Tuesday, July 9, 2013

Having a Quince Mass...or Not?

By Coral Rey

The religious ceremony has been a tradition in the quinceañera celebration for a long time until recently. While some girls choose to continue the religious tradition, others do not. What are the details behind their decision to have or not have a celebration, and how do young ladies decide whether or not to have a ceremony?

While planning (or even just thinking of) a quinceañera celebration, one element of the festivities always comes to mind: the religious ceremony. According to quincehelp.com, “the quinceañera mass is a thanksgiving for [the Quinceañera’s] first 14 years of life.” Nowadays, the religious ceremony is seen as an optional part of the quince celebration. Girls having a quince use their religious beliefs (or lack thereof) to determine whether or not to have a religious ceremony.

For April Reza, a high school graduate who had her quince in 2010, deciding to have a religious ceremony was easy. “It’s something I [had] always wanted since I was little,” she remembers with a smile. Growing up as a Catholic in an all-Catholic household, April saw the religious ceremony pass down as a tradition in her family. “It’s something we always do,” she says.

Since having a religious celebration is a tradition in her family, it was very well received. April recalls, “They really enjoyed it…they wish they could’ve done the whole thing over again.”
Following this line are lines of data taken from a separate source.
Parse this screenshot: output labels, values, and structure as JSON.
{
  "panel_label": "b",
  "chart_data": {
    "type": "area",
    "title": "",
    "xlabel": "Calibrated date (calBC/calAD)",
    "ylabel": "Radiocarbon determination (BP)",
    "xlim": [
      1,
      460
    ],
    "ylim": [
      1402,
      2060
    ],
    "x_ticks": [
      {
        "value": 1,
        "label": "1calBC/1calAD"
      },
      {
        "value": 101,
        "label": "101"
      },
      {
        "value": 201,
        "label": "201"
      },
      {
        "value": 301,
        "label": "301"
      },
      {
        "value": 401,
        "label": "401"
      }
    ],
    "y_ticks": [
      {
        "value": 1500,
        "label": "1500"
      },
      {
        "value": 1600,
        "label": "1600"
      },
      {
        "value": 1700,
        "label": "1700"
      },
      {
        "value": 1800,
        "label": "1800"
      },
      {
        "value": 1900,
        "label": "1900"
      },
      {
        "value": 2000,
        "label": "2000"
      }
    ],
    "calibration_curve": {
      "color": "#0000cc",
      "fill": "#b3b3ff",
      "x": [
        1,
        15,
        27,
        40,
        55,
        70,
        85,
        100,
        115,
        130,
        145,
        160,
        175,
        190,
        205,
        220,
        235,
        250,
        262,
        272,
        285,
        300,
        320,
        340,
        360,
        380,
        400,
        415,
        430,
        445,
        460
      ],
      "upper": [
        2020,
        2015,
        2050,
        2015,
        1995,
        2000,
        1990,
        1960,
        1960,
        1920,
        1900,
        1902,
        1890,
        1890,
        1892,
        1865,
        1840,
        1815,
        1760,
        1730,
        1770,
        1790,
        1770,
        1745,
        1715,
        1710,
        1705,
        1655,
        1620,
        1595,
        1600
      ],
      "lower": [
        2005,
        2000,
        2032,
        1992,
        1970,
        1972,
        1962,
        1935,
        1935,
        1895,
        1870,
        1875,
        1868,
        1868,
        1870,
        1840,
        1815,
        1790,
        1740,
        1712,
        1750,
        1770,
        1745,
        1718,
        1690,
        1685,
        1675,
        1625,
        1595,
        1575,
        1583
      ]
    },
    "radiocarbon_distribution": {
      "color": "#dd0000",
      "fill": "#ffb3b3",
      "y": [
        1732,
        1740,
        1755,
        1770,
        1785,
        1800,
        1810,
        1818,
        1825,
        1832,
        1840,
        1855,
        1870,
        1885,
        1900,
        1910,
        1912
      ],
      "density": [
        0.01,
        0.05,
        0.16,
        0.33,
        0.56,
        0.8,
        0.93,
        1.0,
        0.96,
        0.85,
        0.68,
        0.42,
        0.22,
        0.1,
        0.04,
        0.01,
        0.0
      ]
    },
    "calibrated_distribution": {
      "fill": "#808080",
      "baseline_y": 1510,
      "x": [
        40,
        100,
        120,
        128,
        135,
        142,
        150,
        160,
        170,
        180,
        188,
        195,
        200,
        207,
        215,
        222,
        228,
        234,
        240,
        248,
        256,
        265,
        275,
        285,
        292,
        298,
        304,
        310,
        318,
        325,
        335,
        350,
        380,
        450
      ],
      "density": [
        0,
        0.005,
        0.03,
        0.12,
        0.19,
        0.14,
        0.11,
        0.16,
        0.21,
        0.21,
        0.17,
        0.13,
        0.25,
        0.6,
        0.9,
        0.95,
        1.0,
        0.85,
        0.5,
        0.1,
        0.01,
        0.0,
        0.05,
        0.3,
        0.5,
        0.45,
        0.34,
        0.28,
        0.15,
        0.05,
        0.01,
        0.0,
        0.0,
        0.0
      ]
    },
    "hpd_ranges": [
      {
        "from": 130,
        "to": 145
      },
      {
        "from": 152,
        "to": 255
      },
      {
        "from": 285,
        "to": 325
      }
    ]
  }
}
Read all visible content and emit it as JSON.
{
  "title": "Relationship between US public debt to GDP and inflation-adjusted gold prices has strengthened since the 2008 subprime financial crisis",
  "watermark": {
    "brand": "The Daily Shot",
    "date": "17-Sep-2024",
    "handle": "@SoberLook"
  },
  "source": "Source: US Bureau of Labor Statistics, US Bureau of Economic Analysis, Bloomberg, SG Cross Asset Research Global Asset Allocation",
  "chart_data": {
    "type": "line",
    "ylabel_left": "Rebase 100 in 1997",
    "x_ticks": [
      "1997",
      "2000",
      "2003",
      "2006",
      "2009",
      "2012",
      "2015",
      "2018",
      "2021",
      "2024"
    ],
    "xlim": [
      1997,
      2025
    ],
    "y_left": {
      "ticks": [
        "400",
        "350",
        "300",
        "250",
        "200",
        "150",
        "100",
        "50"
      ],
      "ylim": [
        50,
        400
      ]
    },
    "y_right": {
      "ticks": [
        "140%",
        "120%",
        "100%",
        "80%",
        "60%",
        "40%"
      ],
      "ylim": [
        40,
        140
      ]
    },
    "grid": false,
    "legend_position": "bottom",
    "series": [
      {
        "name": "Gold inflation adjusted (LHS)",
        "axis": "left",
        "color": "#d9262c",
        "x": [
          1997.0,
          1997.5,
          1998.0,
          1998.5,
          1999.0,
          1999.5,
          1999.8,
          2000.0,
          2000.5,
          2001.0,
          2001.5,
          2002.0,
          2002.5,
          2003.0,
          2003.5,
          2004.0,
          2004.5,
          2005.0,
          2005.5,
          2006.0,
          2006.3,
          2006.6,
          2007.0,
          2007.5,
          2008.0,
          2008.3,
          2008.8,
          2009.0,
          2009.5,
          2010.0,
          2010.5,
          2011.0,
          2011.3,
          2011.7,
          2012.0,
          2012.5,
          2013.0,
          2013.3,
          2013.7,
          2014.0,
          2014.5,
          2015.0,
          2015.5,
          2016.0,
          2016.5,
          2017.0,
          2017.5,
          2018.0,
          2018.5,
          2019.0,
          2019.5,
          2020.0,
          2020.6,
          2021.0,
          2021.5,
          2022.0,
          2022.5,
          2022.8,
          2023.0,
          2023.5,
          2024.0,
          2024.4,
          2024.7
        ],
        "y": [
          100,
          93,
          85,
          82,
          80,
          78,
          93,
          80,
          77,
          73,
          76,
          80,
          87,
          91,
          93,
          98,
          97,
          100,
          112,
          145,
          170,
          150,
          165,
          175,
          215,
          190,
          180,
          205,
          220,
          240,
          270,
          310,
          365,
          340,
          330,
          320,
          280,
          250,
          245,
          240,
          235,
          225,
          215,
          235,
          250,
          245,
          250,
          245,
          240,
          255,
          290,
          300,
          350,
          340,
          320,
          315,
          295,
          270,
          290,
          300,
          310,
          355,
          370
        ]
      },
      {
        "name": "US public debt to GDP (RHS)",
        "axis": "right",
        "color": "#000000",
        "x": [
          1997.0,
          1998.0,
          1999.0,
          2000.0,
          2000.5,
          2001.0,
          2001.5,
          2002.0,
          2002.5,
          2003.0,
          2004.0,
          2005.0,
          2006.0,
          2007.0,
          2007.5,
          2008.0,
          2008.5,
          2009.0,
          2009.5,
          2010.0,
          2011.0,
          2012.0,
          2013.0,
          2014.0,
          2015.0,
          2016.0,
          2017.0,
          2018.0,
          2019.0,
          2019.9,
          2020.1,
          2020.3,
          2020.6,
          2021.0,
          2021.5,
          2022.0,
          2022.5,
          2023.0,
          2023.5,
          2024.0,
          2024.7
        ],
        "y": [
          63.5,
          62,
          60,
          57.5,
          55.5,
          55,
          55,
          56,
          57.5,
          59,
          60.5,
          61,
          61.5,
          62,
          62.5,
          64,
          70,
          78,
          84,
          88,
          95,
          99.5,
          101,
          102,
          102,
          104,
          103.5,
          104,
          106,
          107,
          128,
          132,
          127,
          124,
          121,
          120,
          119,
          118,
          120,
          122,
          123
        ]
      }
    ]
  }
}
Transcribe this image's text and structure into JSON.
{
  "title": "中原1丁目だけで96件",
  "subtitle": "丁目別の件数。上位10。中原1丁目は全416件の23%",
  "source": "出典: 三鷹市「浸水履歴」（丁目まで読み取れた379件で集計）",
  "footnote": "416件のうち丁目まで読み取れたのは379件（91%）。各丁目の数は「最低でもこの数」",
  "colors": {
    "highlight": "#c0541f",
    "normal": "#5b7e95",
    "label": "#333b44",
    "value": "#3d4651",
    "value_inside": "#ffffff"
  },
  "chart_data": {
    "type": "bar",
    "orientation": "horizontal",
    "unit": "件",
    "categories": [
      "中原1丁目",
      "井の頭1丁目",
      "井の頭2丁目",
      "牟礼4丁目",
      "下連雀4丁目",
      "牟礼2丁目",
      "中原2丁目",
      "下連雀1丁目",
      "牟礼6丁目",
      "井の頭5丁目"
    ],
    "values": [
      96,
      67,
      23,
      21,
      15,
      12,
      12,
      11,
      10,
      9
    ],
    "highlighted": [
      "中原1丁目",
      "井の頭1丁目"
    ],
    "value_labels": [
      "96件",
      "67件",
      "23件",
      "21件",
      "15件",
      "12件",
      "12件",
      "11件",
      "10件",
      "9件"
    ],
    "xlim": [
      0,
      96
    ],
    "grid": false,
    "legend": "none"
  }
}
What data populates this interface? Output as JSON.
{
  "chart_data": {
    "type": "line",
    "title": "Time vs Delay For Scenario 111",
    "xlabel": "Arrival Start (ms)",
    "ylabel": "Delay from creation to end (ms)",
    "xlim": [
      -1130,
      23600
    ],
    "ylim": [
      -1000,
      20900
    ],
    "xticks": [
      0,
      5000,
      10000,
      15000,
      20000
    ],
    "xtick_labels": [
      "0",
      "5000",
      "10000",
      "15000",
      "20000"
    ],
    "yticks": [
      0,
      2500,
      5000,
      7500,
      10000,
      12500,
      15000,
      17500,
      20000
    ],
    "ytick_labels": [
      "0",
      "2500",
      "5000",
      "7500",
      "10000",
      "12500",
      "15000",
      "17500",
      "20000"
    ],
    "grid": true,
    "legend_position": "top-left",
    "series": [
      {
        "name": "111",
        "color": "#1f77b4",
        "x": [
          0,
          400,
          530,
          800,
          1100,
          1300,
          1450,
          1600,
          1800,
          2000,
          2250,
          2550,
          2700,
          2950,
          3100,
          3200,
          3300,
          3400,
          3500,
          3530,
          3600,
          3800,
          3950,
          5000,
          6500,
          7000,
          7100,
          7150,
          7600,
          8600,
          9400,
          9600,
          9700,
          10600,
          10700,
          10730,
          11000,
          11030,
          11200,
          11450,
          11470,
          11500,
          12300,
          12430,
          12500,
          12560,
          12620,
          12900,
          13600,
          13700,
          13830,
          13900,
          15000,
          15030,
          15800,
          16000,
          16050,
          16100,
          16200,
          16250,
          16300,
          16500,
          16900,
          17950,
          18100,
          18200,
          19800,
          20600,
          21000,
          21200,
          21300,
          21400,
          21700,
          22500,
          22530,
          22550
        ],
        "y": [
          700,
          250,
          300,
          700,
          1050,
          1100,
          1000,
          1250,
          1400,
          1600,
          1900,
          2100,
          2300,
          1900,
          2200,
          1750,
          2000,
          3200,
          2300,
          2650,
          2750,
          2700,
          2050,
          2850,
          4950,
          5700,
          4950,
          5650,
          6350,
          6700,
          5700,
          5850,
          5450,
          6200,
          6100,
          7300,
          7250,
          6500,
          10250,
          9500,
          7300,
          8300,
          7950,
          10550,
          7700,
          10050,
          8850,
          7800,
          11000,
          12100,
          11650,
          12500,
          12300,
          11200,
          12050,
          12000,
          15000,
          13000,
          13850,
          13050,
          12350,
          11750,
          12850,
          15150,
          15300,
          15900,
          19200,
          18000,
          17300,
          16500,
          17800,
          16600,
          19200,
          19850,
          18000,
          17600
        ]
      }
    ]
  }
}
While some girls like April go the traditional route, others like to be different, such as Nastassia Artalejo, a self-employed photographer who had her quince back in 2006. Raised in a non-religious household and being agnostic herself, Nastassia chose to not have a religious ceremony for her quinceañera. Nastassia says that having a religious ceremony was “not important [for me]. I just wanted to be there to celebrate what my parents thought was an important birthday.”

While Nastassia’s parents were fine with her not having a ceremony, her extended family did not have a similar reaction. “It was confusing for the rest of my family that I wasn’t having a ceremony because they are all Catholic. My cousins all had ceremonies at churches, but I didn’t,” she recalls.

So what does this all mean for girls out there planning their quince? How should they go about deciding whether or not to have a religious ceremony? Amalia Castro, a musician who had her quince back in 1999 weighs in on the issue, saying “They (Quinceañeras) should just be informed what it is about and let them decide if they want the ceremony or not.”

Ultimately, a religious ceremony should be something you “do…for yourself,” says Nataly Monique Montana, a 10th grader who recently had her quince in 2012. Nataly was raised as a Baptist but was not officially baptized in her church. In order for her to have had a religious ceremony at her church, she and her parents would have had to go through a series of religious meetings with the priest of her church and be baptized. When Nataly and her parents were planning her quince and they learned what steps they would have to take to have a ceremony, there just wouldn't be enough time before her quince. Nonetheless, Nataly and her parents were not disheartened because they couldn't have a ceremony. Nataly says that instead,  "my dad and I said a prayer at the [quince] party" something that Nataly remembers as being personal and fulfilling. Despite Nataly coming from a religious upbringing she recalls, "no one said anything" about her not having had a religious ceremony.

While having a religious ceremony as part of a quince is customary, girls planning their quince shouldn’t feel pressured to follow in tradition’s footsteps for the sake of doing so. According to Quinceanera.com, a girl renews her baptismal vows and promises to honor herself and her religion before God and her community at the ceremony. This carries a lot of religious and cultural significance, so don’t do it if your heart and personal beliefs aren’t in it. Remember, it is your big day, so make it yours in your own special way, with or without a ceremony.